Apple Inc. offended a 15-year-old student, Becca Gorman, and the LGBT community, with Apple iOS 7 dictionary's definition of the word "gay." Ms Gorman is a daughter to loving lesbian parents.

Apple iOS 7 defines the word "gay" as (informally) stupid or foolish, i.e., That's so gay.

Ms Gorman told LGBT Weekly that with Apple Inc's definition of the word "gay," the company is promoting the pejorative use of the word gay.

She said that she was in disbelief when she first encountered the definition from Apple iOS 7. After careful thought, she decided to act upon her discovery and wrote an appeal addressed to Apple.

"I assume that you are a pro-gay company, and would never intend for any one of your products to be as offensive as this definition was. Even with your addition of the word informal, this definition normalizes the terrible derogatory twist that many people put on the word 'gay," she wrote.

In all fairness due to Apple Inc., the company responded promptly with Ms Gorman's appeal by calling her personally through her home phone.

"They told me it's so hard to track the dictionaries they're getting sources from, and that they were also shocked themselves. They also promised to look into the problem."

However, a recent report from MetroWestDailyNews.com said that Apple Inc. has yet to change the insulting definition of the word "gay".

This was not the first time that Apple Inc. had somewhat sneered at gay-related content.

In March 2013, Apple Inc. had blatantly refuse to include a collection of 200 erotic gay-themed images from the Library of Hollywood costume and set designer Ambrose Dubek as books available for download from its platform. The book, compiled by Mel Hoppenheim School of Cinema's Thomas Waugh, and published by Arsenal Pulp Fiction, was aimed to encourage Canadians to enhance their intellectual freedom.

"It appears they have a very odd policy ... about visuals that they are more or less completely opposed to visual nudity or sexuality of any sort in their eBooks, which is a very bizarre kind of model for a bookstore, if you consider what's been published in the last thousands of years," Arsenal Pulp Fiction's associate publisher, Robert Ballantyne, said.

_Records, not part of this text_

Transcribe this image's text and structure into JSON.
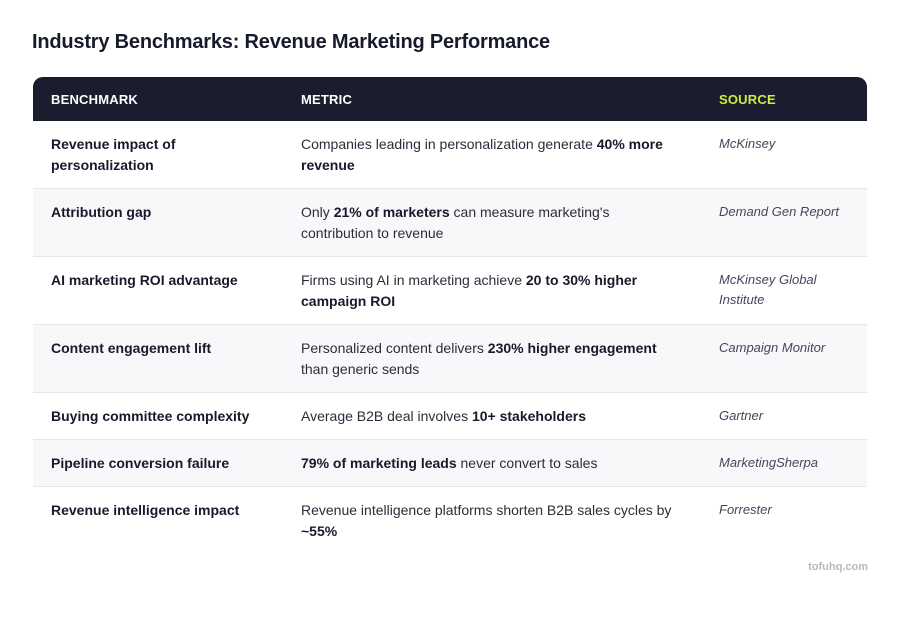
{
  "title": "Industry Benchmarks: Revenue Marketing Performance",
  "headers": {
    "benchmark": "BENCHMARK",
    "metric": "METRIC",
    "source": "SOURCE"
  },
  "rows": [
    {
      "benchmark": "Revenue impact of personalization",
      "metric": [
        {
          "text": "Companies leading in personalization generate ",
          "bold": false
        },
        {
          "text": "40% more revenue",
          "bold": true
        }
      ],
      "source": "McKinsey"
    },
    {
      "benchmark": "Attribution gap",
      "metric": [
        {
          "text": "Only ",
          "bold": false
        },
        {
          "text": "21% of marketers",
          "bold": true
        },
        {
          "text": " can measure marketing's contribution to revenue",
          "bold": false
        }
      ],
      "source": "Demand Gen Report"
    },
    {
      "benchmark": "AI marketing ROI advantage",
      "metric": [
        {
          "text": "Firms using AI in marketing achieve ",
          "bold": false
        },
        {
          "text": "20 to 30% higher campaign ROI",
          "bold": true
        }
      ],
      "source": "McKinsey Global Institute"
    },
    {
      "benchmark": "Content engagement lift",
      "metric": [
        {
          "text": "Personalized content delivers ",
          "bold": false
        },
        {
          "text": "230% higher engagement",
          "bold": true
        },
        {
          "text": " than generic sends",
          "bold": false
        }
      ],
      "source": "Campaign Monitor"
    },
    {
      "benchmark": "Buying committee complexity",
      "metric": [
        {
          "text": "Average B2B deal involves ",
          "bold": false
        },
        {
          "text": "10+ stakeholders",
          "bold": true
        }
      ],
      "source": "Gartner"
    },
    {
      "benchmark": "Pipeline conversion failure",
      "metric": [
        {
          "text": "79% of marketing leads",
          "bold": true
        },
        {
          "text": " never convert to sales",
          "bold": false
        }
      ],
      "source": "MarketingSherpa"
    },
    {
      "benchmark": "Revenue intelligence impact",
      "metric": [
        {
          "text": "Revenue intelligence platforms shorten B2B sales cycles by ",
          "bold": false
        },
        {
          "text": "~55%",
          "bold": true
        }
      ],
      "source": "Forrester"
    }
  ],
  "footer": "tofuhq.com",
  "colors": {
    "header_bg": "#1b1d2f",
    "source_accent": "#c8f03c"
  }
}
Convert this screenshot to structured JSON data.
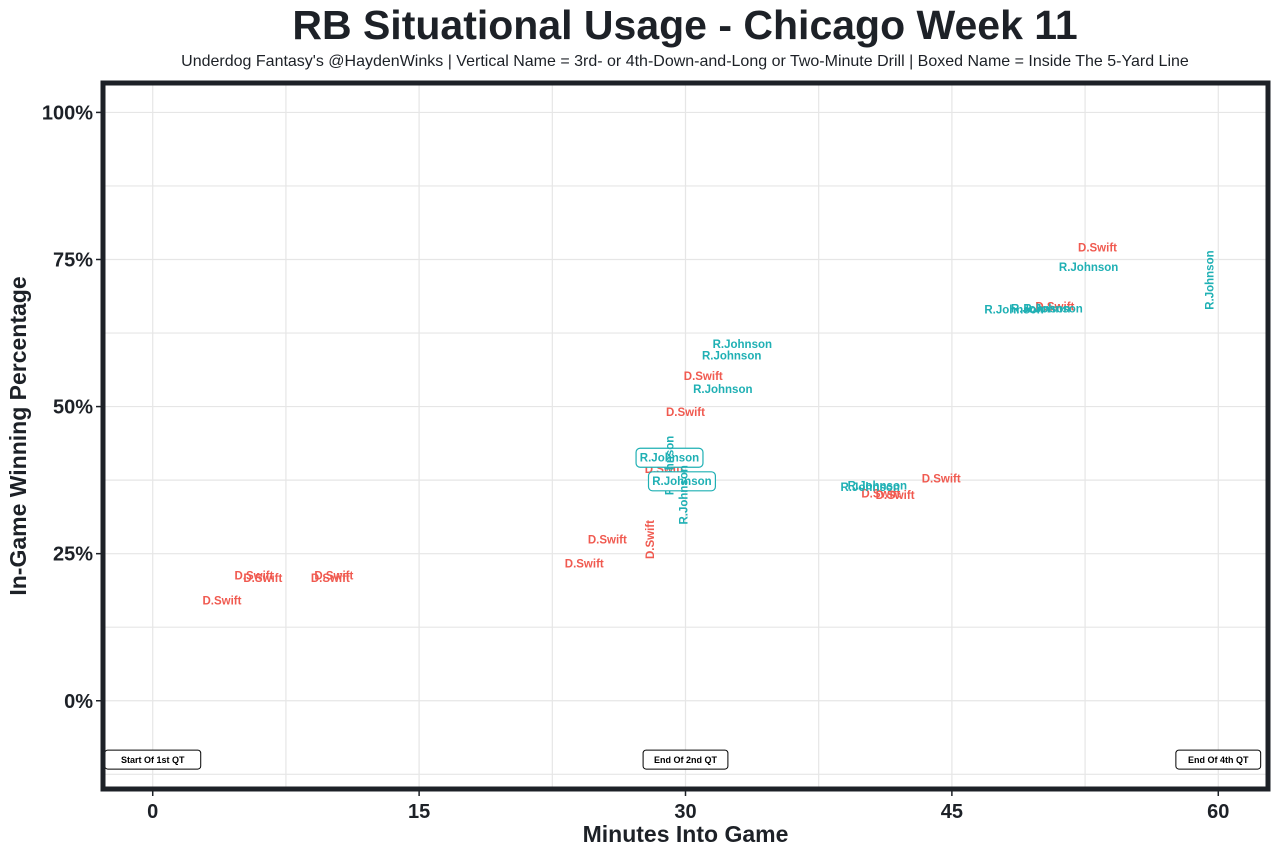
{
  "chart_data": {
    "type": "scatter",
    "title": "RB Situational Usage - Chicago Week 11",
    "subtitle": "Underdog Fantasy's @HaydenWinks | Vertical Name = 3rd- or 4th-Down-and-Long or Two-Minute Drill | Boxed Name = Inside The 5-Yard Line",
    "xlabel": "Minutes Into Game",
    "ylabel": "In-Game Winning Percentage",
    "xlim": [
      -2.8,
      62.8
    ],
    "ylim": [
      -15,
      105
    ],
    "x_ticks": [
      0,
      15,
      30,
      45,
      60
    ],
    "x_tick_labels": [
      "0",
      "15",
      "30",
      "45",
      "60"
    ],
    "y_ticks": [
      0,
      25,
      50,
      75,
      100
    ],
    "y_tick_labels": [
      "0%",
      "25%",
      "50%",
      "75%",
      "100%"
    ],
    "grid": true,
    "colors": {
      "D.Swift": "#f05a50",
      "R.Johnson": "#1fb0b4"
    },
    "series": [
      {
        "name": "D.Swift",
        "points": [
          {
            "x": 3.9,
            "y": 17,
            "label": "D.Swift"
          },
          {
            "x": 5.7,
            "y": 21.3,
            "label": "D.Swift"
          },
          {
            "x": 6.2,
            "y": 20.9,
            "label": "D.Swift"
          },
          {
            "x": 10.2,
            "y": 21.3,
            "label": "D.Swift"
          },
          {
            "x": 10.0,
            "y": 20.9,
            "label": "D.Swift"
          },
          {
            "x": 24.3,
            "y": 23.3,
            "label": "D.Swift"
          },
          {
            "x": 25.6,
            "y": 27.4,
            "label": "D.Swift"
          },
          {
            "x": 28.0,
            "y": 27.4,
            "label": "D.Swift",
            "vertical": true
          },
          {
            "x": 28.8,
            "y": 39.4,
            "label": "D.Swift"
          },
          {
            "x": 30.0,
            "y": 49.1,
            "label": "D.Swift"
          },
          {
            "x": 31.0,
            "y": 55.2,
            "label": "D.Swift"
          },
          {
            "x": 41.0,
            "y": 35.2,
            "label": "D.Swift"
          },
          {
            "x": 41.8,
            "y": 35.0,
            "label": "D.Swift"
          },
          {
            "x": 44.4,
            "y": 37.8,
            "label": "D.Swift"
          },
          {
            "x": 50.8,
            "y": 67.0,
            "label": "D.Swift"
          },
          {
            "x": 53.2,
            "y": 77.0,
            "label": "D.Swift"
          }
        ]
      },
      {
        "name": "R.Johnson",
        "points": [
          {
            "x": 29.1,
            "y": 41.3,
            "label": "R.Johnson",
            "boxed": true
          },
          {
            "x": 29.1,
            "y": 40.0,
            "label": "R.Johnson",
            "vertical": true
          },
          {
            "x": 29.8,
            "y": 37.3,
            "label": "R.Johnson",
            "boxed": true
          },
          {
            "x": 29.9,
            "y": 35.0,
            "label": "R.Johnson",
            "vertical": true
          },
          {
            "x": 32.1,
            "y": 53.0,
            "label": "R.Johnson"
          },
          {
            "x": 32.6,
            "y": 58.7,
            "label": "R.Johnson"
          },
          {
            "x": 33.2,
            "y": 60.6,
            "label": "R.Johnson"
          },
          {
            "x": 40.4,
            "y": 36.3,
            "label": "R.Johnson"
          },
          {
            "x": 40.8,
            "y": 36.6,
            "label": "R.Johnson"
          },
          {
            "x": 48.5,
            "y": 66.5,
            "label": "R.Johnson"
          },
          {
            "x": 50.0,
            "y": 66.7,
            "label": "R.Johnson"
          },
          {
            "x": 50.7,
            "y": 66.7,
            "label": "R.Johnson"
          },
          {
            "x": 52.7,
            "y": 73.7,
            "label": "R.Johnson"
          },
          {
            "x": 59.5,
            "y": 71.5,
            "label": "R.Johnson",
            "vertical": true
          }
        ]
      }
    ],
    "annotations": [
      {
        "x": 0,
        "label": "Start Of 1st QT"
      },
      {
        "x": 30,
        "label": "End Of 2nd QT"
      },
      {
        "x": 60,
        "label": "End Of 4th QT"
      }
    ]
  }
}
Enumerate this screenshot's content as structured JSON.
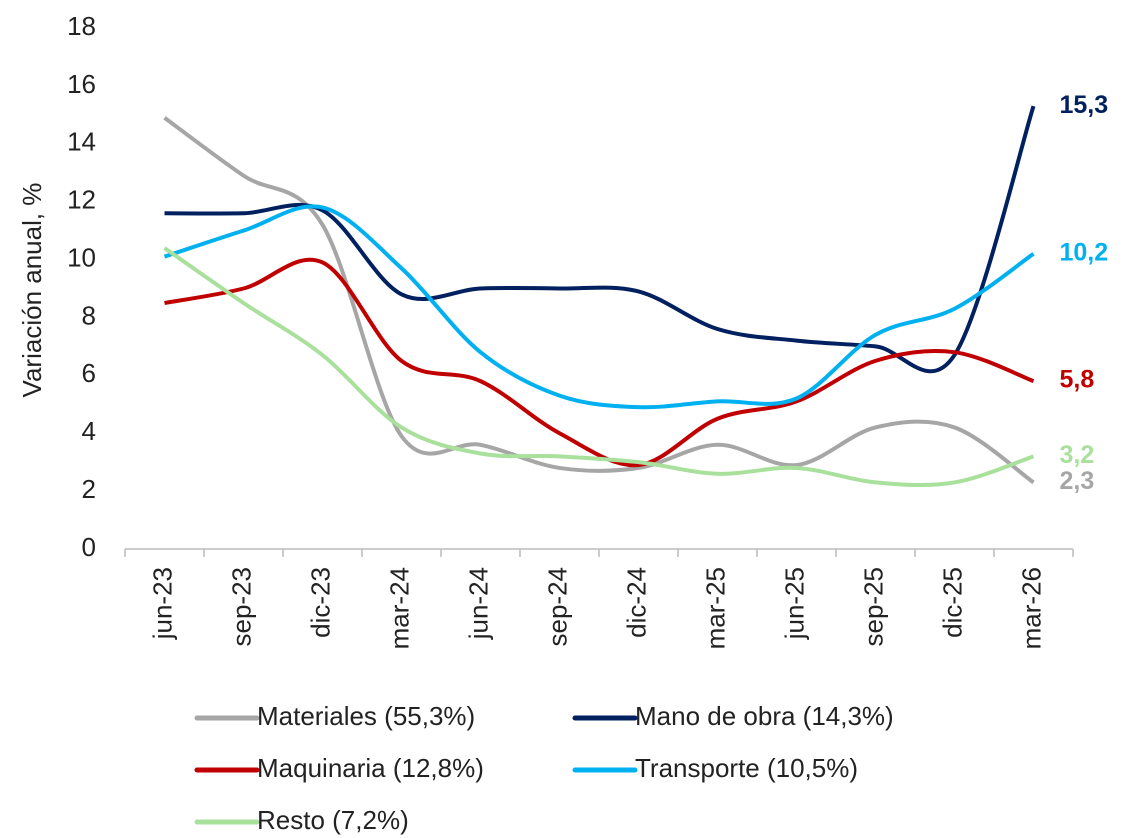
{
  "chart_data": {
    "type": "line",
    "y_label": "Variación anual, %",
    "categories": [
      "jun-23",
      "sep-23",
      "dic-23",
      "mar-24",
      "jun-24",
      "sep-24",
      "dic-24",
      "mar-25",
      "jun-25",
      "sep-25",
      "dic-25",
      "mar-26"
    ],
    "ylim": [
      0,
      18
    ],
    "yticks": [
      0,
      2,
      4,
      6,
      8,
      10,
      12,
      14,
      16,
      18
    ],
    "series": [
      {
        "name": "Materiales (55,3%)",
        "color": "#a6a6a6",
        "values": [
          14.9,
          12.9,
          11.2,
          3.9,
          3.6,
          2.8,
          2.8,
          3.6,
          2.9,
          4.2,
          4.2,
          2.3
        ],
        "value_labels": [
          null,
          null,
          null,
          null,
          null,
          null,
          null,
          null,
          null,
          null,
          null,
          "2,3"
        ]
      },
      {
        "name": "Mano de obra (14,3%)",
        "color": "#002060",
        "values": [
          11.6,
          11.6,
          11.7,
          8.8,
          9.0,
          9.0,
          8.9,
          7.6,
          7.2,
          7.0,
          6.7,
          15.3
        ],
        "value_labels": [
          null,
          null,
          null,
          null,
          null,
          null,
          null,
          null,
          null,
          null,
          null,
          "15,3"
        ]
      },
      {
        "name": "Maquinaria (12,8%)",
        "color": "#c00000",
        "values": [
          8.5,
          9.0,
          9.9,
          6.5,
          5.8,
          4.0,
          2.9,
          4.5,
          5.1,
          6.5,
          6.8,
          5.8
        ],
        "value_labels": [
          null,
          null,
          null,
          null,
          null,
          null,
          null,
          null,
          null,
          null,
          null,
          "5,8"
        ]
      },
      {
        "name": "Transporte (10,5%)",
        "color": "#00b0f0",
        "values": [
          10.1,
          11.0,
          11.8,
          9.7,
          6.8,
          5.3,
          4.9,
          5.1,
          5.2,
          7.4,
          8.3,
          10.2
        ],
        "value_labels": [
          null,
          null,
          null,
          null,
          null,
          null,
          null,
          null,
          null,
          null,
          null,
          "10,2"
        ]
      },
      {
        "name": "Resto (7,2%)",
        "color": "#a9e09c",
        "values": [
          10.4,
          8.5,
          6.7,
          4.2,
          3.3,
          3.2,
          3.0,
          2.6,
          2.8,
          2.3,
          2.3,
          3.2
        ],
        "value_labels": [
          null,
          null,
          null,
          null,
          null,
          null,
          null,
          null,
          null,
          null,
          null,
          "3,2"
        ]
      }
    ]
  }
}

Apple Inc., for its part, explained through a statement its policy on "crude" content.

"Books must not contain prohibited explicit or objectionable content, which includes but is not limited to ...Textual encouragement to commit a crime (e.g. books supporting, encouraging or defending rape, pedophilia, incest, or bestiality or books detailing how to commit a sexual crime) or Excessively objectionable or crude content."

In 2010, Apple Inc. had also been under scrutiny for rejecting Tom Bouden's all-male graphic novel adaptation of Oscar Wilde's The Importance of Being Earnest .

"It's part of the living archive of gay history and of homophobia, that this particular book came out of an archive by a guy ... who collected gay erotica in an era when this stuff was illegal, illegal for reasons that you could be jailed for drawings of gay men having sex, any kind of expression of visual erotica, of gay culture, and they were passed on to secret bookstores.

So it's kind of a history of how we got here as a subculture," explained Mr Ballantyne.